Lively, entertaining reviews of, and essays on, old and newer films and everything relating to them, written by professional author William Schoell.

Thursday, March 14, 2013

CRY WOLF (1947)

CRY WOLF (1947). Director: Peter Godfrey.

"I am not a placid girl."

James Demarest (Richard Basehart) has just been buried by his uncle, Mark Caldwell (Errol Flynn), when who should show up at the sprawling estate but a woman, Sandra (Barbara Stanwyck), claiming to be his widow. Sandra insists James married her to satisfy certain clauses in a will, and that there's a signed and proper copy of it somewhere. While the search for it goes on Sandra befriends Jim's sister, Julie (Geraldine Brooks), as the two hear strange cries in the night, wonder what's going on in the closed-off wing where Caldwell has his laboratory, and even imagine that Jim is still alive. Cry Wolf works up considerable suspense, even if the ending is a bit predictable and terribly creaky even by 1947 standards.

The movie is based on an old Gothic novel, and while Stanwyck is as good as ever, it's not the type of material that uses the actress to best advantage. For much of the movie Stanwyck is sneaking around like a grown-up Nancy Drew, climbing over trellises, ascending to secret rooms in dumb-waiters, and dropping through sky lights on to convenient cots. While she and the much less talented Flynn play well together, they don't really have much chemistry as a romantic couple. One can't imagine that either one of them was  especially pleased with this assignment. In her film debut, Geraldine Brooks makes a very positive impression, and Richard Basehart and Jerome Cowan are also notable in smaller roles. A very young Patricia Barry [Patricia White] is fine as Angela, the maid. Franz Waxman contributed an interesting theme.
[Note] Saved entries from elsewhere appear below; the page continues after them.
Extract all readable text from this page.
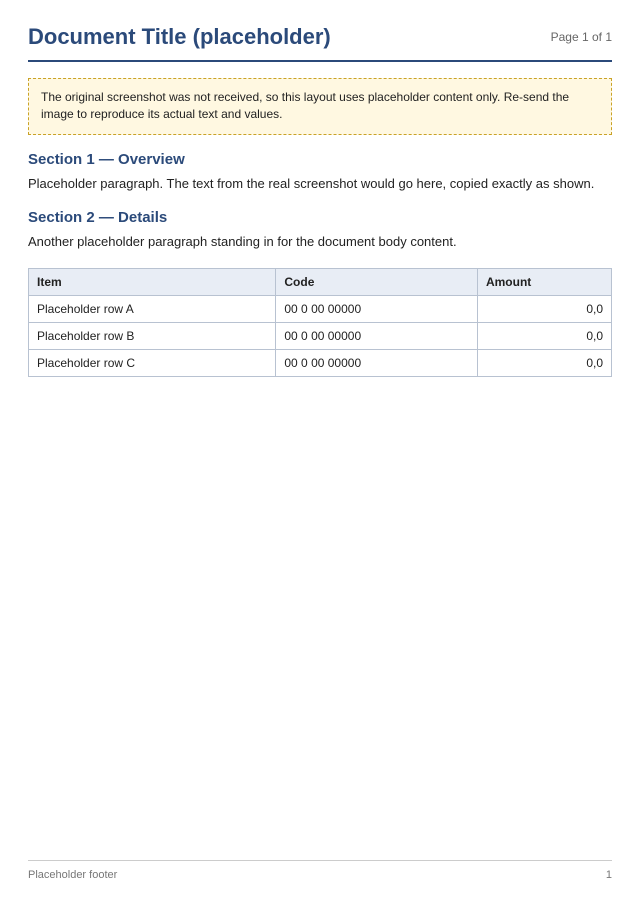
Document Title (placeholder)	Page 1 of 1
The original screenshot was not received, so this layout uses placeholder content only. Re-send the image to reproduce its actual text and values.
Section 1 — Overview

Placeholder paragraph. The text from the real screenshot would go here, copied exactly as shown.

Section 2 — Details

Another placeholder paragraph standing in for the document body content.

Item	Code	Amount
Placeholder row A	00 0 00 00000	0,0
Placeholder row B	00 0 00 00000	0,0
Placeholder row C	00 0 00 00000	0,0
Placeholder footer	1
Spoiler alert. The ending to the film is unintentionally hilarious. Flynn and Stanwyck never have a clinch, but instead turn their backs to the camera and walk rapidly away as if they were glad the last scene was over and they could get the hell off the set of this terrible picture!

Verdict: Absorbing, smooth, and intriguing for much of its length but the ending disappoints. **1/2.